La primavera non si smentisce mai per la bellezza e il profumo dei fiori, doni graziosi “preparati” dalla terra accogliente della consegna del seme durante il lungo inverno! Chi l’avrebbe mai detto che da quel silenzioso lavorio nascosto potesse germinare tanto splendore e delicata fragranza?! Forse potremmo disporci a imparare proprio dalla natura la “virtù primaverile” del generoso fiorire. Ci aiuta lo stesso Antonio con un’immagine che, nei suoi Sermoni, descrive i credenti: «essi sono detti gigli del campo, non del deserto, e non del giardino. […] Fioriscono nel deserto gli eremiti, che si mettono al riparo dall’umana compagnia.

Fioriscono nel giardino recintato i claustrali, che sono tutelati dalla vigilanza umana. Ma è molto più eroico che i penitenti riescano a fiorire nel campo, cioè nel mondo, dove tanto facilmente si distrugge la duplice grazia del fiore, vale a dire la bellezza della vita santa e il profumo della buona fama. Per questo Cristo stesso si gloria di essere un fiore del campo, quando dice nel Cantico dei Cantici: “Io sono il fiore del campo” (Ct 2,1). Così anche la beata vergine Maria, sua madre, può gloriarsi, perché nel mondo non ha perduto il fiore, pur non essendo né reclusa né monaca». Sembrano fare eco a queste, le parole di papa Francesco che nell’Esortazione Apostolica Gaudete et Exsultate afferma. «Mi piace vedere la santità nel popolo di Dio paziente: nei genitori che crescono con tanto amore i loro figli, negli uomini e nelle donne che lavorano per portare il pane a casa, nei malati, nelle religiose anziane che continuano a sorridere. In questa costanza per andare avanti giorno dopo giorno vedo la santità della Chiesa militante.

Questa è tante volte la santità “della porta accanto”, di quelli che vivono vicino a noi e sono un riflesso della presenza di Dio o, per usare un’altra espressione, “la classe media della santità”» (GE 7). Insomma per entrambi è chiaro che non sono le circostanze della vita a disporla a una qualità più o meno credente, più o meno santa: ciascuno è chiamato a fiorire lì dov’è… proprio come il seme che non sceglie in quale terreno cadere, ma che lì dove è gettato pianta radici e (ri)sorge, spandendo profumo!

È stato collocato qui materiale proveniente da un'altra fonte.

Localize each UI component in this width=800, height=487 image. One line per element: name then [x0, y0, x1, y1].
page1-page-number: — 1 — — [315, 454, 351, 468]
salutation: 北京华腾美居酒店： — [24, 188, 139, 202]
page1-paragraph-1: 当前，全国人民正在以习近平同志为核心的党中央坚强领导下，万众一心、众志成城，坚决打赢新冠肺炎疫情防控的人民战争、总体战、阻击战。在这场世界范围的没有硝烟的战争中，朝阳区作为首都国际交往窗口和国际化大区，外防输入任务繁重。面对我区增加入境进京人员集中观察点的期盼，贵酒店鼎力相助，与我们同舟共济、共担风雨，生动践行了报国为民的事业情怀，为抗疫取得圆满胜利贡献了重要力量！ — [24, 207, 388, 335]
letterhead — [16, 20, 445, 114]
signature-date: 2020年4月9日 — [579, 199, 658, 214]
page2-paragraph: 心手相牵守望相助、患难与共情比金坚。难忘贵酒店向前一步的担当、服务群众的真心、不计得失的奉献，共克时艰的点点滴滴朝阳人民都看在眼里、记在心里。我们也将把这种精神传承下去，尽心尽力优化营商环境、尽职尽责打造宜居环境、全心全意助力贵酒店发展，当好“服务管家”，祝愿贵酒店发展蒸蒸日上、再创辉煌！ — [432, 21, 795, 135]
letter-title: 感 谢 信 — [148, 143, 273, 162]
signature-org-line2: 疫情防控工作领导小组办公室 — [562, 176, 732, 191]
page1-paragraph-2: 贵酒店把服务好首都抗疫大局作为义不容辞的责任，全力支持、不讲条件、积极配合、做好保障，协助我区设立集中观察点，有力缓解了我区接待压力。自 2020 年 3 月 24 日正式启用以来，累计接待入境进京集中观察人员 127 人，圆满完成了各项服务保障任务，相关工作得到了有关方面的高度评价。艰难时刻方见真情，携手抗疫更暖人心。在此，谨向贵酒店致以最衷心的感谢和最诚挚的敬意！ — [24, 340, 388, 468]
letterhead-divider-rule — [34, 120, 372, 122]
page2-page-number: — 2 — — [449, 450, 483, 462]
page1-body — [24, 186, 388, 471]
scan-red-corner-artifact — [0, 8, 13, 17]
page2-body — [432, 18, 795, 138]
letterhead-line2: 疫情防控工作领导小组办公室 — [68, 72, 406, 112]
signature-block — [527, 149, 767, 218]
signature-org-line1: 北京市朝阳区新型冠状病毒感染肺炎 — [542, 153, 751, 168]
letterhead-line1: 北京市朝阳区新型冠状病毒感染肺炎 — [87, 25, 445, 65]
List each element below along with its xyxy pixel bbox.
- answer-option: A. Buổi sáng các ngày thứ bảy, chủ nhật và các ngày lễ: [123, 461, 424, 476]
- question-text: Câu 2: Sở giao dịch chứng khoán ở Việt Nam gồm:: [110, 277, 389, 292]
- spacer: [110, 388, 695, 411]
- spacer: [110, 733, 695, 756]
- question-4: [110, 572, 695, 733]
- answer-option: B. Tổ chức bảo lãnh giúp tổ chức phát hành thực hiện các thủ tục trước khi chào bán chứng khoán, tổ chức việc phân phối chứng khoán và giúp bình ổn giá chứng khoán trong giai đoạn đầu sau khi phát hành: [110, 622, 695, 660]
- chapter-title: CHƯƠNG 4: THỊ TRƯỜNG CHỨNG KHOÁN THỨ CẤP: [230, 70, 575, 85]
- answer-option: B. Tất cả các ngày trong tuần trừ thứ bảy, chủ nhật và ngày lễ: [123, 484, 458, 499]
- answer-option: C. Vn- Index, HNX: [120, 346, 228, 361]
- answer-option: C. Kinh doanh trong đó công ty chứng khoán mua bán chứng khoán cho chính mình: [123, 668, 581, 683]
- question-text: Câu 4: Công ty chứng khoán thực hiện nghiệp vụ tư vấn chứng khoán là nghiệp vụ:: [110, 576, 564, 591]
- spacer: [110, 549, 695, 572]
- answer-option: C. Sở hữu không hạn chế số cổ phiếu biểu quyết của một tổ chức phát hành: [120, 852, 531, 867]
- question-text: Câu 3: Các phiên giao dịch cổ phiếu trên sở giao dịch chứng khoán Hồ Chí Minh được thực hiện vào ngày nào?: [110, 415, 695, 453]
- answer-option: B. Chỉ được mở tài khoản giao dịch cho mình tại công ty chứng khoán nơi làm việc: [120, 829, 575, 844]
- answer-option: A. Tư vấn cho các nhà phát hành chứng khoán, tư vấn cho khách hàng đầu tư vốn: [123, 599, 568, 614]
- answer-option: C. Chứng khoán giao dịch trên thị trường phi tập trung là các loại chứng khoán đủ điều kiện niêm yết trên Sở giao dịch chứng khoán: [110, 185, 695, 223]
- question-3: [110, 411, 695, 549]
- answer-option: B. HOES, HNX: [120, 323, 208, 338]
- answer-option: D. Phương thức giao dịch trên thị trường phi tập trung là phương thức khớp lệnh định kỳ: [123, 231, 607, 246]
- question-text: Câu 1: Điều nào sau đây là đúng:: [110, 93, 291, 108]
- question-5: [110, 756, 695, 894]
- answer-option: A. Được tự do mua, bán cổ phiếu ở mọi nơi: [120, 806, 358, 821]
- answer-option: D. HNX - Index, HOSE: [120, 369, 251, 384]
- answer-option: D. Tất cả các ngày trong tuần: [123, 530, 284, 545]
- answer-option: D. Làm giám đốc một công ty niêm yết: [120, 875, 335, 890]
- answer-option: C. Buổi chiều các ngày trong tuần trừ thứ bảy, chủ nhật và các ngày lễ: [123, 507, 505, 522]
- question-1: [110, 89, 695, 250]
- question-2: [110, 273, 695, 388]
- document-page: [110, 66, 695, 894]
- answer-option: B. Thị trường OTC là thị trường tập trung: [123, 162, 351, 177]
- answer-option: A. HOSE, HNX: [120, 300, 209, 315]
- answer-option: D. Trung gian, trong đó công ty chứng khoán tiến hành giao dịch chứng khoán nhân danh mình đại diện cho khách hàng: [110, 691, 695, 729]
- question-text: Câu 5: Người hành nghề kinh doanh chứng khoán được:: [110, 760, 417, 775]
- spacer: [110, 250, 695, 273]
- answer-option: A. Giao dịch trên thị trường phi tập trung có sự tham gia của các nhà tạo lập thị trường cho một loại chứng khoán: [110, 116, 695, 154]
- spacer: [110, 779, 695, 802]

A volte rimaniamo decisamente sorpresi di vederli spuntare tra le crepe di un muretto o addirittura nei minuscoli interstizi dei marciapiedi, sfidando cemento e asfalto pur di venire alla luce!

Così dove sono e come possono si offrono nella loro lieta bellezza, nella loro disarmante naturalezza, esattamente come ancora ci suggerisce sant’Antonio: «nell’essere chiamati “gigli del campo“, è indicata la perfezione della carità, in quanto i gigli sono alla portata di chiunque li voglia cogliere. “Da’ a chiunque ti chiede“ (Lc 6,30), dice il Signore; offri la tua buona volontà, se non hai la possibilità; e se le dai entrambe, molto meglio». Dalla primavera allora possiamo imparare la virtù del fiorire lì dove siamo “gettati”, possiamo disporci con creatività a cominciare da quella terra che ci ha accolti a mettere radici di generosità per diffondere il profumo della santità “della classe media”, senza glorie e né altari, eppure così necessaria per riconoscere la potenzialità infinita di bellezza iscritta in ogni esistenza umana.

Perché è proprio per questo che siamo stati chiamati alla vita: con la medesima naturalezza del fiore che sente l’appello a fiorire dalla primavera, anche ognuno di noi possa dischiudersi a offrire la fragranza di Colui che veste i gigli dei campi della gloria del Figlio, incomparabile per lo stesso Salomone!